Tensions between the refugees and the host community have been mounting, largely over increasingly limited resources.
Maple*, an older woman in the camp, and Talitha*, her adult daughter, express similar fears, reporting that both men and women from the host community have hit them with sticks and chased them away as they tried to collect firewood.
"The only way to get the firewood is to hide yourself in order to protect yourself from the host community," Maple said.
Sexual violence
The issue is of growing concern for protection officers working in the four refugees camps of Maban County. Firewood collection "exposes women to humungous risks in terms of sexual violence," one officer working in the camps told IRIN.
A Human Rights Watch report, released on 12 Dec 2012, documented instances of such sexual violence and pointing out that in Jamam camp - also in Upper Nile State - women regularly walk for an hour and a half each way to collect firewood.
The Danish Refugee Council released a sexual and gender-based violence rapid assessment of Doro in October 2012. "Adult women and adolescent girls recounted cases of rape, attempted rape, sexual abuse and harassment," the assessment states. It also found that many instances of sexual and gender-based violence went unreported due to fears of stigmatization. Indeed, the assessment noted that healthcare providers in Doro camp had not had a single instance of rape reported to them since the beginning of 2012.

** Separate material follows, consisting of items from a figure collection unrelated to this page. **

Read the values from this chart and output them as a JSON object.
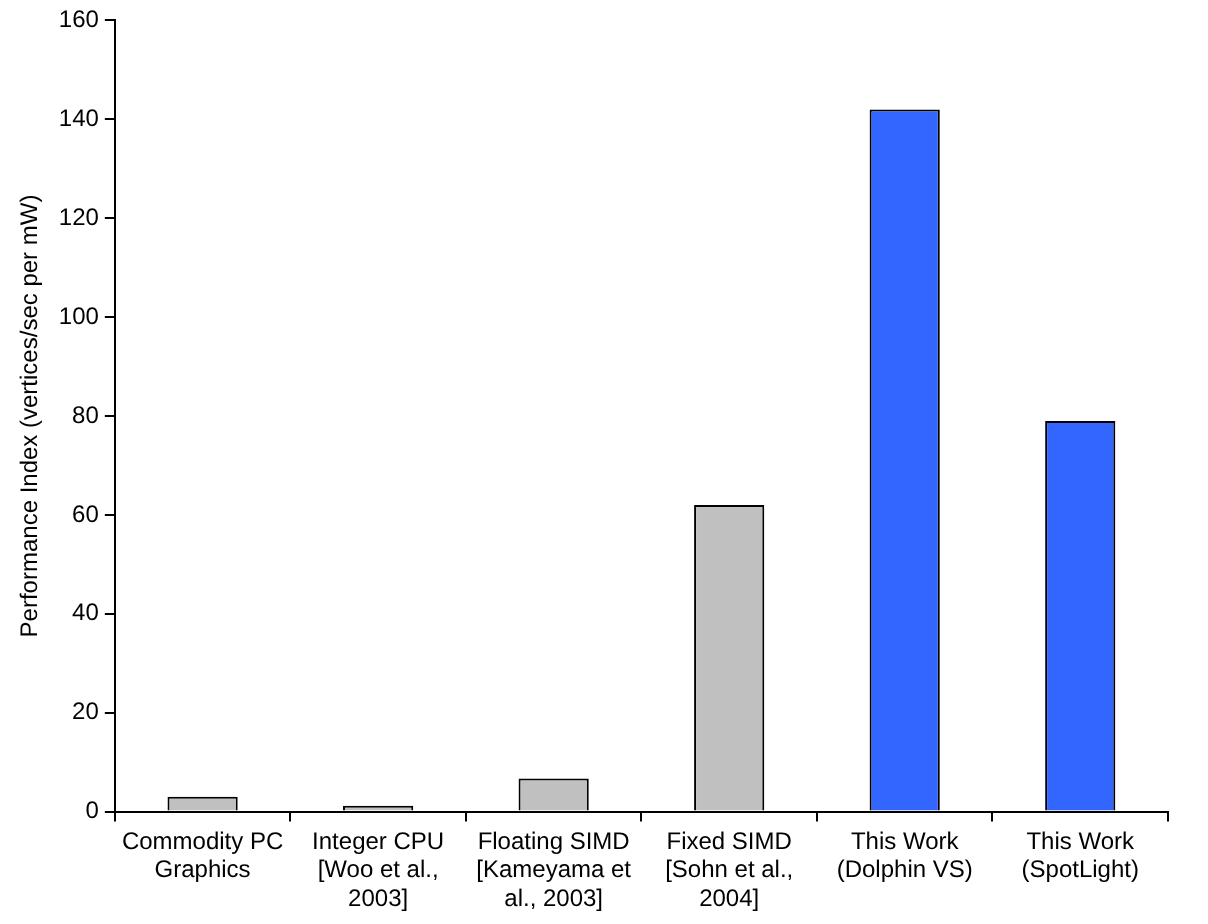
{
  "chart_data": {
    "type": "bar",
    "ylabel": "Performance Index (vertices/sec per mW)",
    "categories": [
      "Commodity PC Graphics",
      "Integer CPU [Woo et al., 2003]",
      "Floating SIMD [Kameyama et al., 2003]",
      "Fixed SIMD [Sohn et al., 2004]",
      "This Work (Dolphin VS)",
      "This Work (SpotLight)"
    ],
    "values": [
      3,
      1.2,
      6.7,
      62,
      142,
      79
    ],
    "colors": [
      "#c0c0c0",
      "#c0c0c0",
      "#c0c0c0",
      "#c0c0c0",
      "#3366ff",
      "#3366ff"
    ],
    "ylim": [
      0,
      160
    ],
    "yticks": [
      0,
      20,
      40,
      60,
      80,
      100,
      120,
      140,
      160
    ],
    "grid": false,
    "legend": false
  }
}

Support programmes launched
In an attempt to overcome the taboo against speaking about sexual violence, UNHCR has deployed a team to Doro for three months; its mission, Muradov says, is to disseminate information about the availability of post-rape care and get referrals to health services going.

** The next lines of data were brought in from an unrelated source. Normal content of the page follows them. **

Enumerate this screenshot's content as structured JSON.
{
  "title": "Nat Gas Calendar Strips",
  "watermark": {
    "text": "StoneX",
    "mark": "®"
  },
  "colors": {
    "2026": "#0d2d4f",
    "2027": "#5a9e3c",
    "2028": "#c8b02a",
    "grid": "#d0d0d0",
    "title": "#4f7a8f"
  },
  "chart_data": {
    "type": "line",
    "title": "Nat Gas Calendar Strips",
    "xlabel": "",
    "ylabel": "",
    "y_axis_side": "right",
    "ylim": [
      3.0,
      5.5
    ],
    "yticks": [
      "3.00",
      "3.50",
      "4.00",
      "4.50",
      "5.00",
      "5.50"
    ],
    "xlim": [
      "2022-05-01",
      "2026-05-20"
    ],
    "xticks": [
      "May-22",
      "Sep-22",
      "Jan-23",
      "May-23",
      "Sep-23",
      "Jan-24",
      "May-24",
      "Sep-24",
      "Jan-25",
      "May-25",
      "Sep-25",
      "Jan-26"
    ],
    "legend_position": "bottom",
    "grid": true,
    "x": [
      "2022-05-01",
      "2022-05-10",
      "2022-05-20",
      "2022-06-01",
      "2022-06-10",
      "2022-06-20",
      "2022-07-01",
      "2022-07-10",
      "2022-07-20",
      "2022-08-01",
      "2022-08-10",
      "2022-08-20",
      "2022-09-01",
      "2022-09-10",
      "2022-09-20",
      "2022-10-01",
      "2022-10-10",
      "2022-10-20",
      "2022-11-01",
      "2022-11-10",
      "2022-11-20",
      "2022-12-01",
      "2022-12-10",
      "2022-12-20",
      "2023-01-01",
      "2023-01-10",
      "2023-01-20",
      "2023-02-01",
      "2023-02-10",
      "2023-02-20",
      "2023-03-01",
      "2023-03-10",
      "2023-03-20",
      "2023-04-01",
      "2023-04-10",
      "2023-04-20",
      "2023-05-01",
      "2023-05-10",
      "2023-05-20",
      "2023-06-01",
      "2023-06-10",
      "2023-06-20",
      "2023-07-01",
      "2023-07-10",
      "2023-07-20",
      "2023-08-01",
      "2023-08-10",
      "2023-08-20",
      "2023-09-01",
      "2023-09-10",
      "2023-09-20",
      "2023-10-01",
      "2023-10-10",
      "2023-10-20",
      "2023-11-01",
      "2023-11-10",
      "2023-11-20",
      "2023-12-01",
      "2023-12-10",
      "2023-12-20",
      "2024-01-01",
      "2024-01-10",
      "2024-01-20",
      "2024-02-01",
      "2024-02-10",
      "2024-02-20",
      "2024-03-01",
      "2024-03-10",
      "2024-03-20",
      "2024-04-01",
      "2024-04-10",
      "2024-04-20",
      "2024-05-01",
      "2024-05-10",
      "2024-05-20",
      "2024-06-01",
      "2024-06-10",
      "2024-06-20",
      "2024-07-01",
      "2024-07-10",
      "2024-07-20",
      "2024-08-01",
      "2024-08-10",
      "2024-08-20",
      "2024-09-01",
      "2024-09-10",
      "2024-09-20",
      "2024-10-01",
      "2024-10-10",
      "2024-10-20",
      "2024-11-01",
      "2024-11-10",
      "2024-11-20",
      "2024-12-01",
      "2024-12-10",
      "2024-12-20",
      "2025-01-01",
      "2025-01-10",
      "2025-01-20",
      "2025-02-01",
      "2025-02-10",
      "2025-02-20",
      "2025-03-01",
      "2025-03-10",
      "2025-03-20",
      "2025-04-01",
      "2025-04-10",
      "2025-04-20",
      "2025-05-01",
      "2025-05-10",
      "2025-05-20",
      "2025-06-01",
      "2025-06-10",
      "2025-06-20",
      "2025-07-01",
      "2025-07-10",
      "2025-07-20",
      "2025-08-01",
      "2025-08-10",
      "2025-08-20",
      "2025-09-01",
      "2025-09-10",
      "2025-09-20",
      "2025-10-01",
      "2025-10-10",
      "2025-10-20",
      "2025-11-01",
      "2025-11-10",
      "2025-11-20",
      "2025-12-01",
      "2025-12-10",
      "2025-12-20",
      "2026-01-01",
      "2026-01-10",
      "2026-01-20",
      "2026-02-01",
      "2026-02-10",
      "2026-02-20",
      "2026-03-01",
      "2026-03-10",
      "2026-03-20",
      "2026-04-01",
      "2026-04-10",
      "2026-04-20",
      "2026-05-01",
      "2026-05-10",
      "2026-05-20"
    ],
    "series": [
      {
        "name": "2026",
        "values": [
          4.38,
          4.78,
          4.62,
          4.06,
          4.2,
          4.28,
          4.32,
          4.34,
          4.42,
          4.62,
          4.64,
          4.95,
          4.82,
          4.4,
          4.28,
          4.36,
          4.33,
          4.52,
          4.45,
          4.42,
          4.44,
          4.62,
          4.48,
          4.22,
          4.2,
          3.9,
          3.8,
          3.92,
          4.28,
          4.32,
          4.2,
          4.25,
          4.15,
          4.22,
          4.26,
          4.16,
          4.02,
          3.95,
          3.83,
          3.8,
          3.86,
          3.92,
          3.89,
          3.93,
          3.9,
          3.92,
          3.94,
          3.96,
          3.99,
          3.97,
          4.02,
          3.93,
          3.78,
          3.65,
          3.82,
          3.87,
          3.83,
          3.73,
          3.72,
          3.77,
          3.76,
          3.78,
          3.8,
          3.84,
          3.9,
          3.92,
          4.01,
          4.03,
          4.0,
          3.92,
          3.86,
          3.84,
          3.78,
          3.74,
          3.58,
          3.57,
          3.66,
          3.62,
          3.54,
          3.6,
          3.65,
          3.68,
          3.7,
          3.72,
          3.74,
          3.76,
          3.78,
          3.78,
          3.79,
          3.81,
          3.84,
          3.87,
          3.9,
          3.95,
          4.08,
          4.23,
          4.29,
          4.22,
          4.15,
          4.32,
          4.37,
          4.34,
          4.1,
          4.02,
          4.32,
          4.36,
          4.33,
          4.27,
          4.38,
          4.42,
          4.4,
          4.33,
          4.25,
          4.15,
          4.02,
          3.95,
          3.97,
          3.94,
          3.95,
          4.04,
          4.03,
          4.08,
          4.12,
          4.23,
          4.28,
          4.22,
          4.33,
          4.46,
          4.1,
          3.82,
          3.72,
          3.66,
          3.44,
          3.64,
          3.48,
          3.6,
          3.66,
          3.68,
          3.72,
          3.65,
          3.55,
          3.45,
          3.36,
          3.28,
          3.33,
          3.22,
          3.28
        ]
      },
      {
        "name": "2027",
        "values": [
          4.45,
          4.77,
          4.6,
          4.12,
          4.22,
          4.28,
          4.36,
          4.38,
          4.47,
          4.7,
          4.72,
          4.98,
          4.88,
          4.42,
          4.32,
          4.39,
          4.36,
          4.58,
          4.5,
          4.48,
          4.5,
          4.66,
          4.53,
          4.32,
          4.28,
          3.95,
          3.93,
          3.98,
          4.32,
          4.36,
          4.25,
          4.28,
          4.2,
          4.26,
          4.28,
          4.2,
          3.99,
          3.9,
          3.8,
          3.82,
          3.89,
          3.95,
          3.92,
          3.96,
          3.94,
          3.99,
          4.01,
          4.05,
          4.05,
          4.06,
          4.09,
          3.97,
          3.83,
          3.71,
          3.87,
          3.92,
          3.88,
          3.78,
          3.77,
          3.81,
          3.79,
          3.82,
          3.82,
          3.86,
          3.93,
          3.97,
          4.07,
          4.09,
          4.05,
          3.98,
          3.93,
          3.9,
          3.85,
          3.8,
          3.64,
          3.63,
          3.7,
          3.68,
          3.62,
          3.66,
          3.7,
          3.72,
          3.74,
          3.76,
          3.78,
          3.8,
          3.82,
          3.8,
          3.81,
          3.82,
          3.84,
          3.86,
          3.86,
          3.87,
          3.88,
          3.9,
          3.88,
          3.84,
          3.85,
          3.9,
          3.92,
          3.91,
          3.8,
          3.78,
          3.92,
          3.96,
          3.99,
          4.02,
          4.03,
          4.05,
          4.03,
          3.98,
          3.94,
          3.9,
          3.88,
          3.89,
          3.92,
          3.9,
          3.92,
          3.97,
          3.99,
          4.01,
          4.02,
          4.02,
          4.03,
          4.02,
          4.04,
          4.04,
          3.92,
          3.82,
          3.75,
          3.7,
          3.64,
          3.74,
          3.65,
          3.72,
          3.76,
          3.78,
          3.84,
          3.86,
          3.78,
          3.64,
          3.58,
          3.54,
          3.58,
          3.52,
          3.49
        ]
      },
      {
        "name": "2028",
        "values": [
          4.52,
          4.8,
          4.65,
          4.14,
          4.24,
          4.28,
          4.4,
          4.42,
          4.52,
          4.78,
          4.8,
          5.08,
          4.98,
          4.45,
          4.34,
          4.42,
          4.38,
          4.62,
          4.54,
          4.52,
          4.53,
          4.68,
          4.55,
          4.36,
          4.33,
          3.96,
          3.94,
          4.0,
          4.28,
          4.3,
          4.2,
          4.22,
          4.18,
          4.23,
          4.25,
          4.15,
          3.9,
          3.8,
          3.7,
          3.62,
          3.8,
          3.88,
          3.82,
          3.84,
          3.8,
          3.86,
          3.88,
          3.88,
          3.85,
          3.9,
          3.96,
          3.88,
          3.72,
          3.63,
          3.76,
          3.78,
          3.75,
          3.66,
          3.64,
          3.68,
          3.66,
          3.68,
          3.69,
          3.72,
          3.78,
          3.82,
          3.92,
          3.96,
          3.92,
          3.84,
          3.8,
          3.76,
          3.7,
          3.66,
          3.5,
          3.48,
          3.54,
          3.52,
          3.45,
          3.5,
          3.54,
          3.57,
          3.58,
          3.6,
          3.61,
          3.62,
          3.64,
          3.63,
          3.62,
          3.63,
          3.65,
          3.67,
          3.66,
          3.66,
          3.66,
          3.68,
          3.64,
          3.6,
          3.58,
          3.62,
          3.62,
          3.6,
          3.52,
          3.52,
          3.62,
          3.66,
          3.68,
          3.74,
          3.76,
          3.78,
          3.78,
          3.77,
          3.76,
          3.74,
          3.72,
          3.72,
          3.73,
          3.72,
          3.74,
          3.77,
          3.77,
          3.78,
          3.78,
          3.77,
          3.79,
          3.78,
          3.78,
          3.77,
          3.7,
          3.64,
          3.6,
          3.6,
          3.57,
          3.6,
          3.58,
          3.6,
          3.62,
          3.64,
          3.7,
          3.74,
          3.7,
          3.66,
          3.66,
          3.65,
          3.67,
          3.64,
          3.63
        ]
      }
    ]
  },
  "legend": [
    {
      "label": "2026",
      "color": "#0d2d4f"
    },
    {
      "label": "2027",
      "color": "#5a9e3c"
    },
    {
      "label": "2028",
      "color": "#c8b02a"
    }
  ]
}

The agency aims to establish a sexual and gender-based violence programme with focus groups to encourage women to talk more openly. However, the lack of female interpreters is a major barrier to this project, so, alongside income-generation projects, language training for women has been made a priority for 2013. "It's a large part of the strategy moving into a more sustainable operation," Muradov said.
UNHCR has also launched "fuel efficiency talks", which provide training for women across all four Upper Nile camps – Doro, Gendrassa, Jamam and Yusuf Batil - on how to reduce the amount of firewood they use by up to 50 percent. Reducing the quantity of firewood used would alleviating some of the tension with the host community and decreasing the number of firewood collection trips the women have to make, lowering their exposure to potential violence
Meanwhile, UNHCR's Muradov says the American Refugee Council is focusing on psychosocial counselling, while Handicap International is looking at people with special needs. Other humanitarian agencies say they are in the initial phases of establishing income-generating projects for women, aimed at fostering economic independence for female-headed households to protect them from exploitation.
For now though, Mahasa remains worried. "Without a husband, I may not be able to provide for the children," she said.